The second loop was hotter than the first but unlike years past the breeze miraculously found it's way down the canyons to us. Feeling blessed and in good company we climbed on. Kim French with the OCTR group was also making her final ascent up Bulldog. She didn't know us, so we convinced her she should finish the race with us! Now three strong we started down for the Corral Cyn aid station. Lots of ice and Coke. With Conrad promising to buy at the next aid station we headed down the trail, past the elephant(you did see the elephant, right?)and down into Tapia where we avoided the rocks and plunged into the water crossing for a refreshing break from the heat. The last climb was done and the finish line was in sight. We ran in three strong with some pacing from my son Shane. Seven hours and eleven minutes of memories. Thanks to all the volunteers and to Nancy for putting on a great race. Thanks also to Conrad and Kim for sharing their time.

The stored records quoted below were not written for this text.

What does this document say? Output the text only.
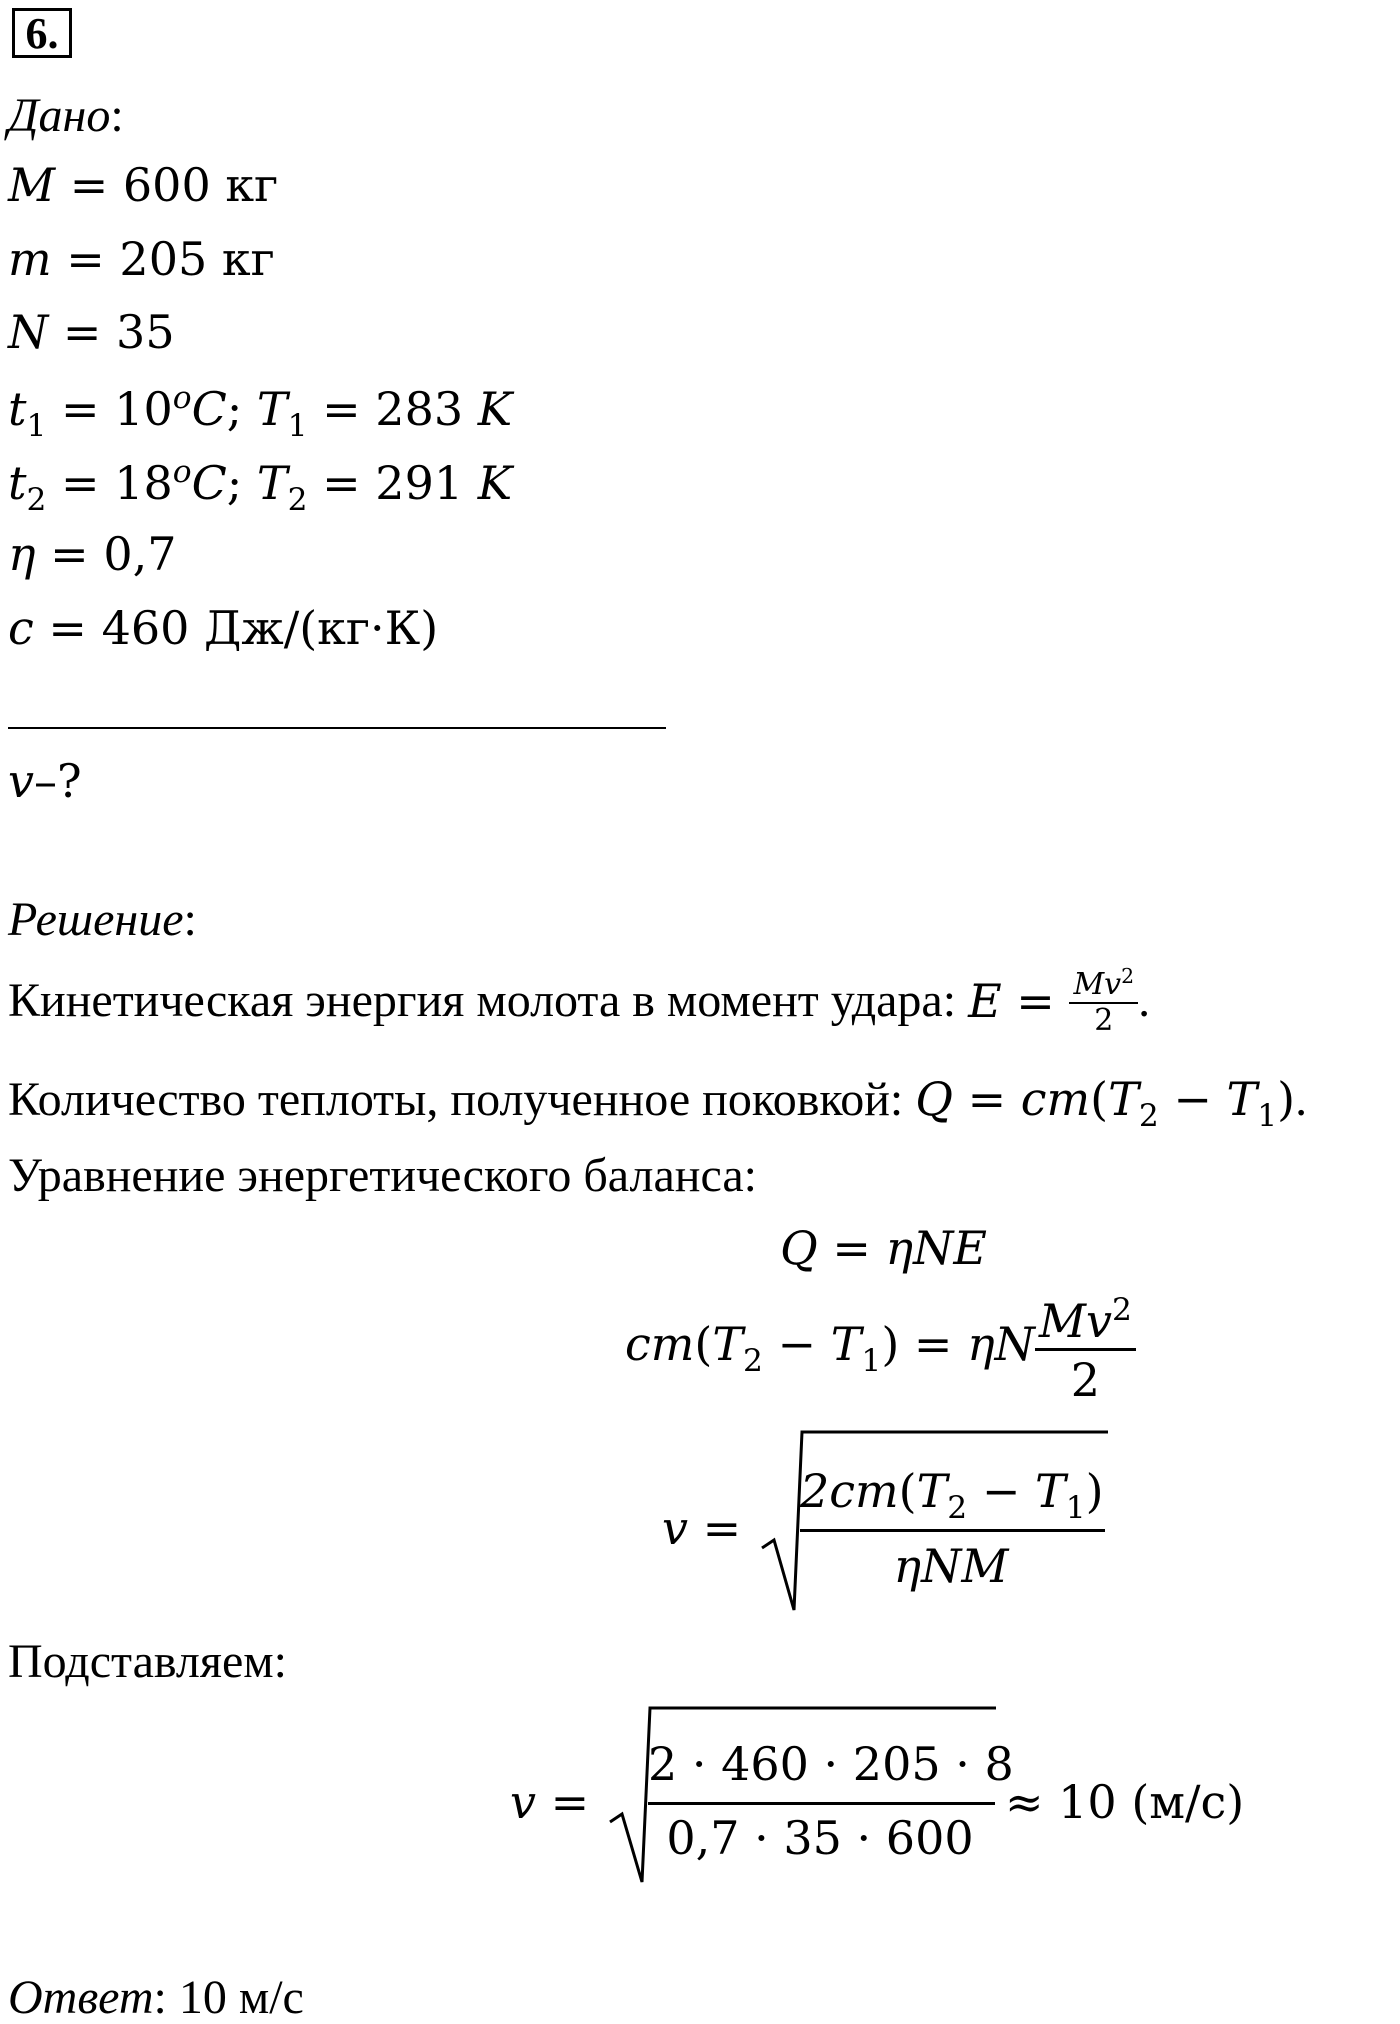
6.
Дано:
M = 600 кг
m = 205 кг
N = 35
$t_1 = 10^oC$; $T_1 = 283$ K
$t_2 = 18^oC$; $T_2 = 291$ K
η = 0,7
c = 460 Дж/(кг·К)
v–?
Решение:
Кинетическая энергия молота в момент удара: $E = \frac{Mv^2}{2}$ .
Количество теплоты, полученное поковкой: $Q = cm(T_2 - T_1)$.
Уравнение энергетического баланса:
Q = ηNE
$cm(T_2 - T_1) = \eta N \frac{Mv^2}{2}$
v =
$2cm(T_2 - T_1)$
ηNM
Подставляем:
v =
2 · 460 · 205 · 8
0,7 · 35 · 600
≈ 10 (м/с)
Ответ: 10 м/с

We'll see ya pilgrim. Whaa haa???

Well, there are a couple of reasons to start this blog. One is my friend Mike "The Duke" (you know who you are) decided to move back to Kansas City. I can't for the life of me figure out why someone would want to leave this trail running mecca we call home. Maybe he got sick of the Thursday night 12 milers up on the Ray Miller Trail, coming off Overlook and getting to the the final decent, 2.9 miles of trail heaven, nothing but ocean, stars, and the deception that running by flashlight brings. At times we'd literally have to stop and take a moment. Not that we're emotional or sentimental, but we are runners and there's something that overcomes you at times like those. Brilliant stars, moon shining out on the ocean. From 800 feet above on a single track trail with little more than 15 feet of visibility you can't help but feel like you're flying. It is those surreal moments, captured in time, that we remember and list when asked, "why do you run?" But, you know he's not the sharpest tool in the shed! Actually he's going to be running with some good company. The Trail Nerds and Bad Ben got him into this crazy sport and will surely be glad to have him back. It was a pleasure to train with Mike and run with him as he did his first 50 miler at Leona Divide this spring. He'll be missed. Cheers Mike.